I am building a site where users can upload content. As always I aim for world dominance, so I would like to avoid storing the same file twice. For instance, if a user tries to upload the same file two times (by renaming or simply forgetting about what she has done in the past).
My current approach is to have the database that tracks each uploaded file store the following information about each file:
- file size in bytes
- MD5 sum of file contents
- SHA1 sum of file contents
And then a unique index on those three columns. Using two hashes to minimize the risk of false positives.
So, my question is really: what is the probability of two different ("real-world") files of the same size having identical MD5 and SHA1 hashes?
Or: Is there a smarter method of similar (un)complexity?

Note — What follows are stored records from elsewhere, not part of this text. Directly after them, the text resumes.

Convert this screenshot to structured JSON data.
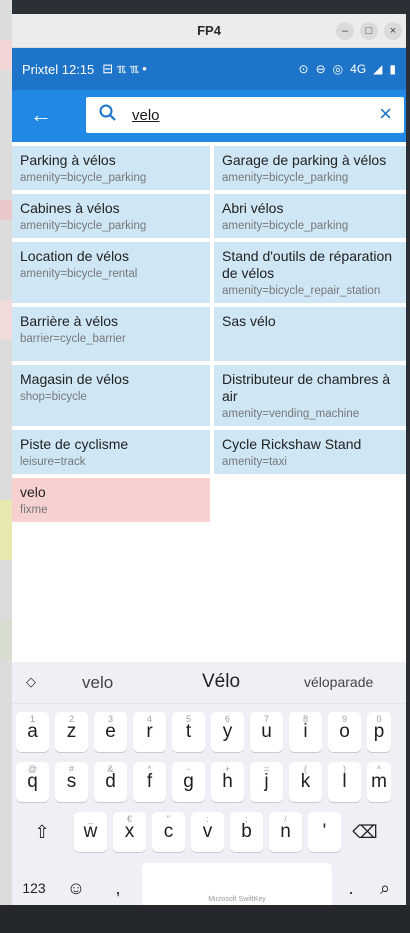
{
  "window": {
    "title": "FP4"
  },
  "status_bar": {
    "carrier_time": "Prixtel 12:15",
    "network": "4G"
  },
  "search": {
    "value": "velo"
  },
  "results": [
    [
      {
        "name": "Parking à vélos",
        "tag": "amenity=bicycle_parking"
      },
      {
        "name": "Garage de parking à vélos",
        "tag": "amenity=bicycle_parking"
      }
    ],
    [
      {
        "name": "Cabines à vélos",
        "tag": "amenity=bicycle_parking"
      },
      {
        "name": "Abri vélos",
        "tag": "amenity=bicycle_parking"
      }
    ],
    [
      {
        "name": "Location de vélos",
        "tag": "amenity=bicycle_rental"
      },
      {
        "name": "Stand d'outils de réparation de vélos",
        "tag": "amenity=bicycle_repair_station"
      }
    ],
    [
      {
        "name": "Barrière à vélos",
        "tag": "barrier=cycle_barrier"
      },
      {
        "name": "Sas vélo",
        "tag": ""
      }
    ],
    [
      {
        "name": "Magasin de vélos",
        "tag": "shop=bicycle"
      },
      {
        "name": "Distributeur de chambres à air",
        "tag": "amenity=vending_machine"
      }
    ],
    [
      {
        "name": "Piste de cyclisme",
        "tag": "leisure=track"
      },
      {
        "name": "Cycle Rickshaw Stand",
        "tag": "amenity=taxi"
      }
    ],
    [
      {
        "name": "velo",
        "tag": "fixme"
      }
    ]
  ],
  "keyboard": {
    "suggestions": [
      "velo",
      "Vélo",
      "véloparade"
    ],
    "row1": [
      {
        "k": "a",
        "h": "1"
      },
      {
        "k": "z",
        "h": "2"
      },
      {
        "k": "e",
        "h": "3"
      },
      {
        "k": "r",
        "h": "4"
      },
      {
        "k": "t",
        "h": "5"
      },
      {
        "k": "y",
        "h": "6"
      },
      {
        "k": "u",
        "h": "7"
      },
      {
        "k": "i",
        "h": "8"
      },
      {
        "k": "o",
        "h": "9"
      },
      {
        "k": "p",
        "h": "0"
      }
    ],
    "row2": [
      {
        "k": "q",
        "h": "@"
      },
      {
        "k": "s",
        "h": "#"
      },
      {
        "k": "d",
        "h": "&"
      },
      {
        "k": "f",
        "h": "*"
      },
      {
        "k": "g",
        "h": "-"
      },
      {
        "k": "h",
        "h": "+"
      },
      {
        "k": "j",
        "h": "="
      },
      {
        "k": "k",
        "h": "("
      },
      {
        "k": "l",
        "h": ")"
      },
      {
        "k": "m",
        "h": "^"
      }
    ],
    "row3": [
      {
        "k": "w",
        "h": "_"
      },
      {
        "k": "x",
        "h": "€"
      },
      {
        "k": "c",
        "h": "\""
      },
      {
        "k": "v",
        "h": ":"
      },
      {
        "k": "b",
        "h": ";"
      },
      {
        "k": "n",
        "h": "/"
      },
      {
        "k": "'",
        "h": ""
      }
    ],
    "num_key": "123",
    "space_brand": "Microsoft SwiftKey",
    "comma": ",",
    "period": "."
  },
  "colors": {
    "status_bar": "#1e74c8",
    "app_bar": "#2188e6",
    "card": "#cfe6f4",
    "card_warn": "#f7d0d0"
  }
}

(I understand that the probability could depend on the file size).
Thanks!
The probability of two real-world files of the same size having the same SHA1 hash is zero for all practical purposes. Some weaknesses in SHA1 have been found, but creating a file from a SHA1 hash and a size (1) is incredibly expensive in terms of computing power and (2) produces either garbage or the original file.
Adding MD5 to the mix is total overkill. If you don't trust SHA-1, then a better option is to switch to SHA-2.
If you're really paranoid, try comparing files with identical (size, SHA1) signatures. That will, however, have to read both the files entirely if they are equal.